Il n’avait pas imaginé que la JEUNE FEMME entendrait et viendrait telle une PRINCESSE, lui ôtant toute capacité de parler.
« Tu es toute rouge, Katia !
Qu’est-ce qui se passe ? » – demanda Larissa, inquiète, en regardant son amie.
Puis, suivant son regard, elle lui adressa un sourire compréhensif.
« Ça ne peut pas être vrai ! Tu es sérieusement tombée amoureuse de notre chef ?
De Viktor Pavlovitch ? Tu es devenue folle !
Il est tellement… tellement… comme une dinde gonflée ! »
Katia retenait à peine ses larmes.
« Et où as-tu déjà vu des dindes gonflées ? »
« Arrête ! Tu sais très bien ce que je veux dire. C’est comme tomber amoureuse d’une star de cinéma. Regarde-le, regarde-toi ! »
« Je ne suis amoureuse de personne ! » – rétorqua Katia, trop vite.
« Bien sûr que non ! Bon sang, tu vas bientôt avoir vingt-cinq ans et tu rêves encore comme une écolière ! »
Katia se détourna, blessée.
Elle ne s’était pas attendue à ce que Larissa devine les sentiments qui l’envahissaient à la simple vue de Viktor Pavlovitch.
Pourtant, l’histoire était bien plus complexe…
Ils avaient autrefois été voisins.
À treize ans, Katia avait compris pour la première fois que Vitya était devenu le centre de son univers.
Mais, pour ce jeune sportif de vingt ans, elle n’était qu’« la petite voisine ».
Après le départ de Vitya, la vie de Katia avait basculé : son père était mort, sa mère s’était mise à boire, et ils avaient dû vendre leur appartement.
Désormais, sa mère malade restait presque tout le temps alitée, et Katia travaillait comme aide-soignante à la morgue, partagée entre un salaire plus élevé et une lourde souffrance psychologique.
Quand elle aperçut le nouveau directeur médical, elle reconnut en lui un vieil ami.
Tous ses sentiments enfouis refleurirent avec une force renouvelée.

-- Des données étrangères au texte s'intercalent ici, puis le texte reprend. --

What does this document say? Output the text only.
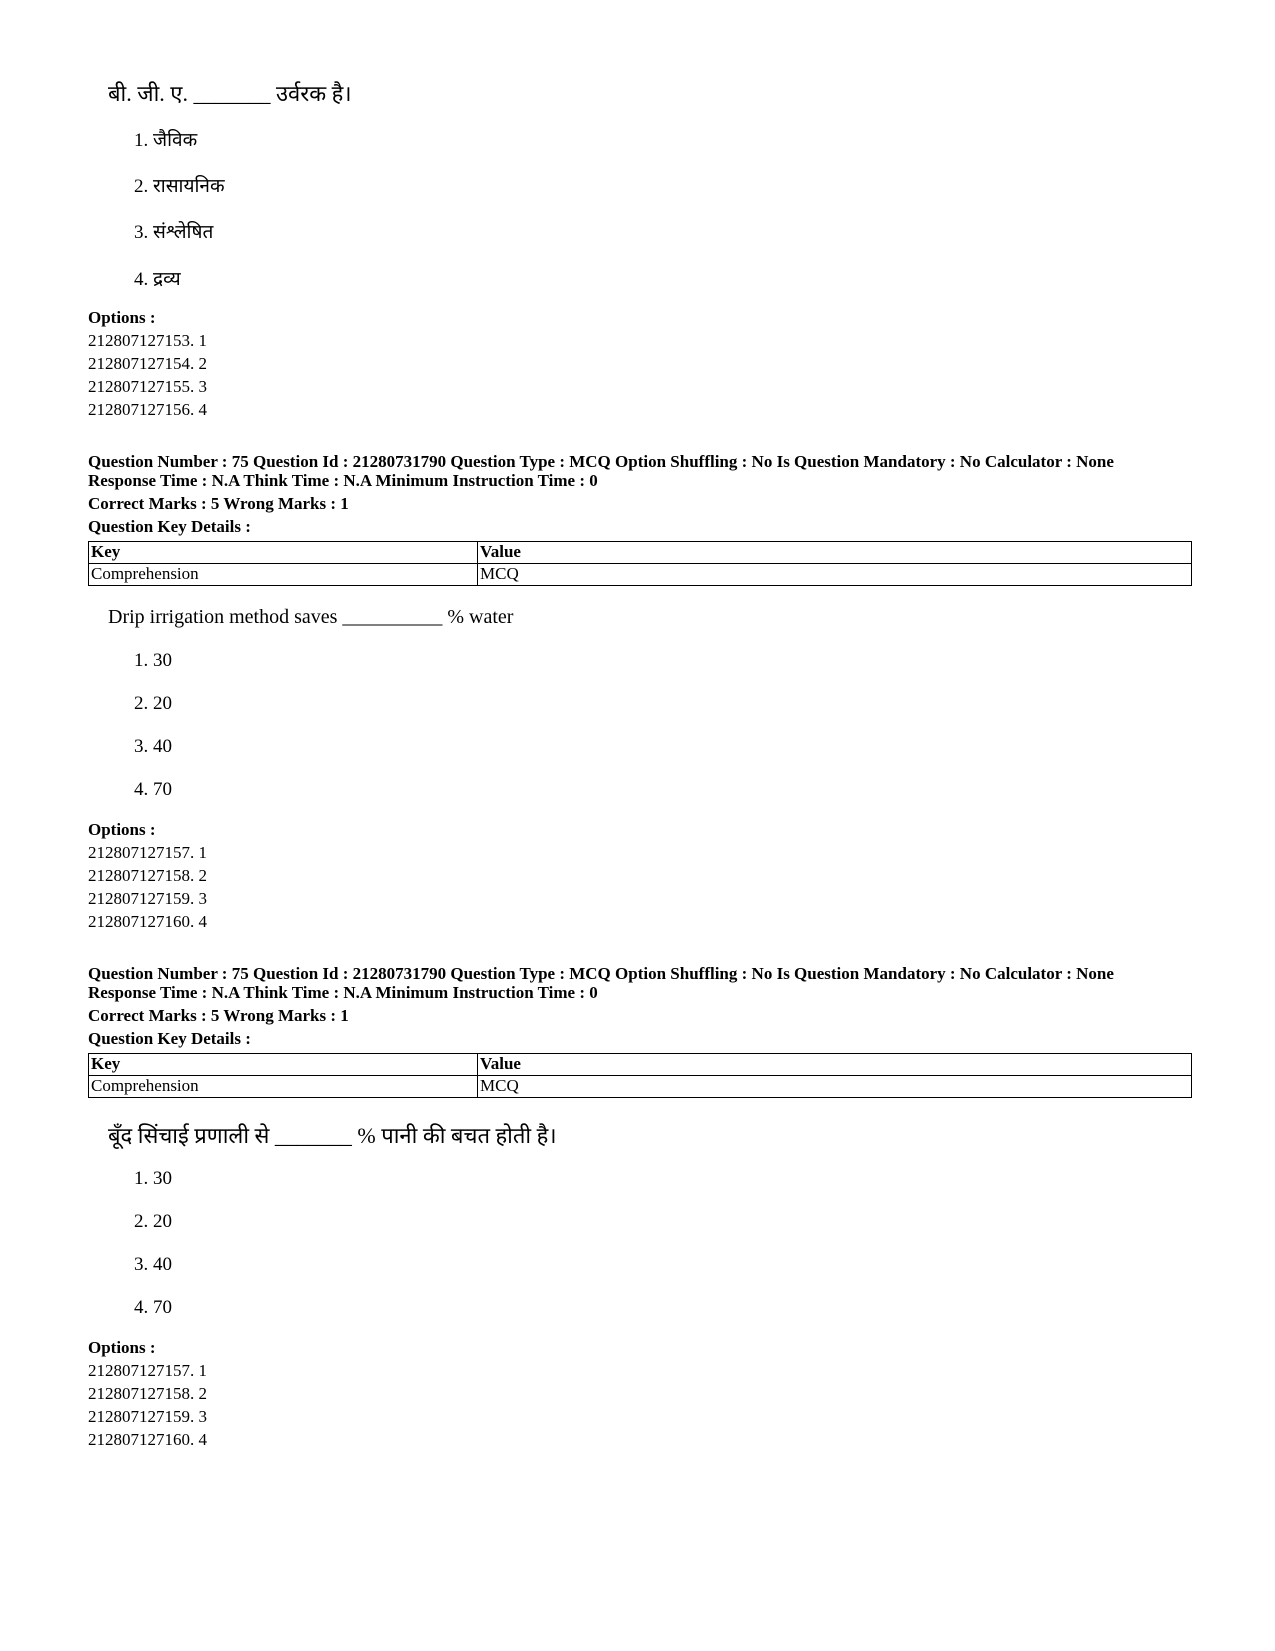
बी. जी. ए. _______ उर्वरक है।
1. जैविक
2. रासायनिक
3. संश्लेषित
4. द्रव्य
Options :
212807127153. 1
212807127154. 2
212807127155. 3
212807127156. 4
Question Number : 75 Question Id : 21280731790 Question Type : MCQ Option Shuffling : No Is Question Mandatory : No Calculator : None
Response Time : N.A Think Time : N.A Minimum Instruction Time : 0
Correct Marks : 5 Wrong Marks : 1
Question Key Details :
Key	Value
Comprehension	MCQ
Drip irrigation method saves __________ % water
1. 30
2. 20
3. 40
4. 70
Options :
212807127157. 1
212807127158. 2
212807127159. 3
212807127160. 4
Question Number : 75 Question Id : 21280731790 Question Type : MCQ Option Shuffling : No Is Question Mandatory : No Calculator : None
Response Time : N.A Think Time : N.A Minimum Instruction Time : 0
Correct Marks : 5 Wrong Marks : 1
Question Key Details :
Key	Value
Comprehension	MCQ
बूँद सिंचाई प्रणाली से _______ % पानी की बचत होती है।
1. 30
2. 20
3. 40
4. 70
Options :
212807127157. 1
212807127158. 2
212807127159. 3
212807127160. 4
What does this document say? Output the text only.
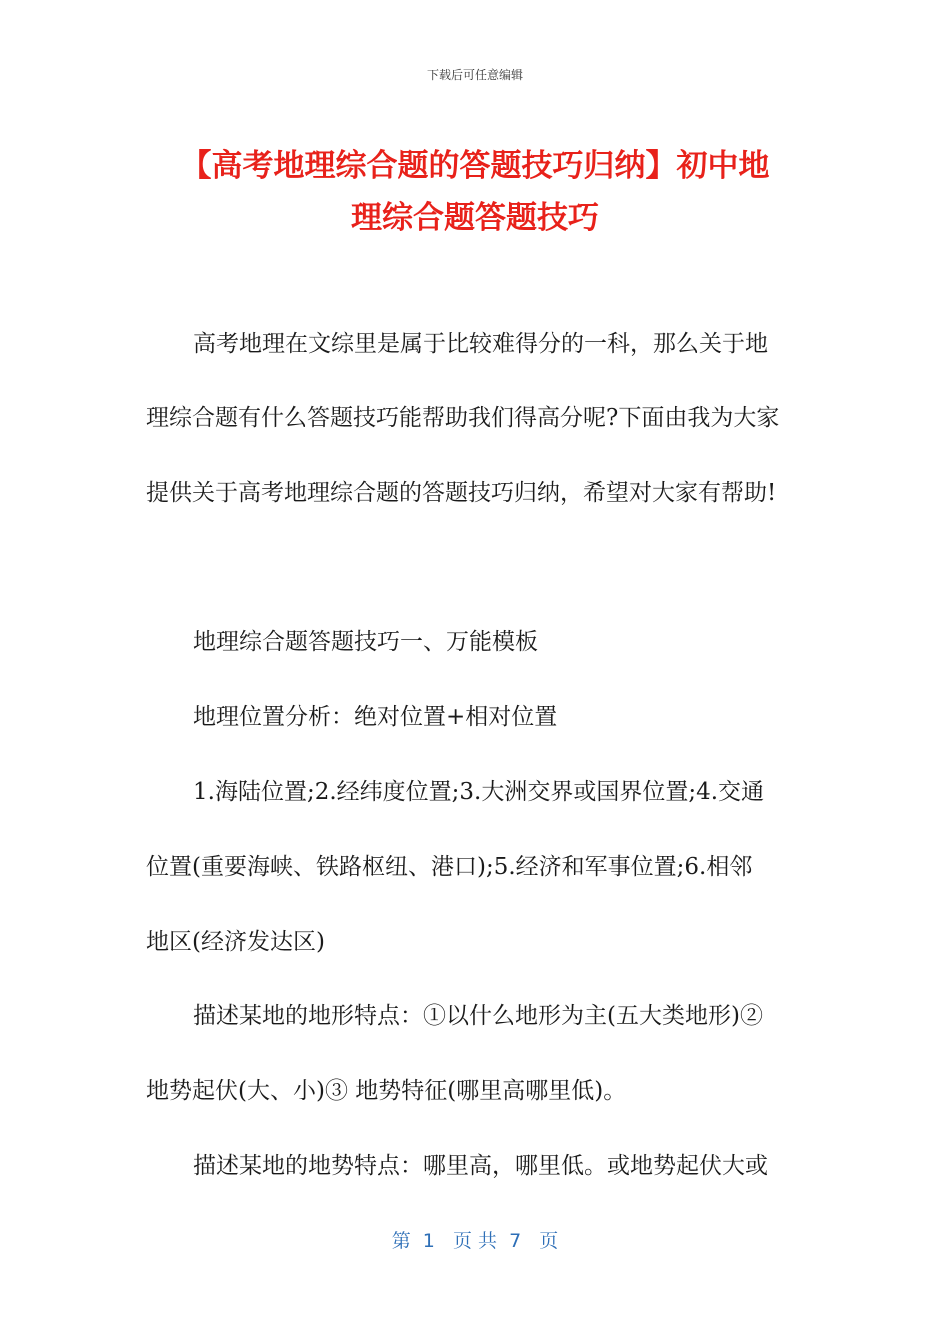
下载后可任意编辑
【高考地理综合题的答题技巧归纳】初中地
理综合题答题技巧
高考地理在文综里是属于比较难得分的一科，那么关于地
理综合题有什么答题技巧能帮助我们得高分呢?下面由我为大家
提供关于高考地理综合题的答题技巧归纳，希望对大家有帮助!
地理综合题答题技巧一、万能模板
地理位置分析：绝对位置+相对位置
1.海陆位置;2.经纬度位置;3.大洲交界或国界位置;4.交通
位置(重要海峡、铁路枢纽、港口);5.经济和军事位置;6.相邻
地区(经济发达区)
描述某地的地形特点：①以什么地形为主(五大类地形)②
地势起伏(大、小)③ 地势特征(哪里高哪里低)。
描述某地的地势特点：哪里高，哪里低。或地势起伏大或
第  1   页 共  7   页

Larissa s’en alla vaquer à ses occupations, laissant Katia seule avec ses pensées sombres.
Connaissant la loquacité de son amie, elle craignait désormais plus que tout les ragots.
À l’approche du Nouvel An, un silence étrange régnait dans la morgue.
Katia sortit prendre l’air et surprit accidentellement une conversation téléphonique de Viktor Pavlovitch.
« Qu’est-ce que ça signifie ‘je ne peux pas’ ?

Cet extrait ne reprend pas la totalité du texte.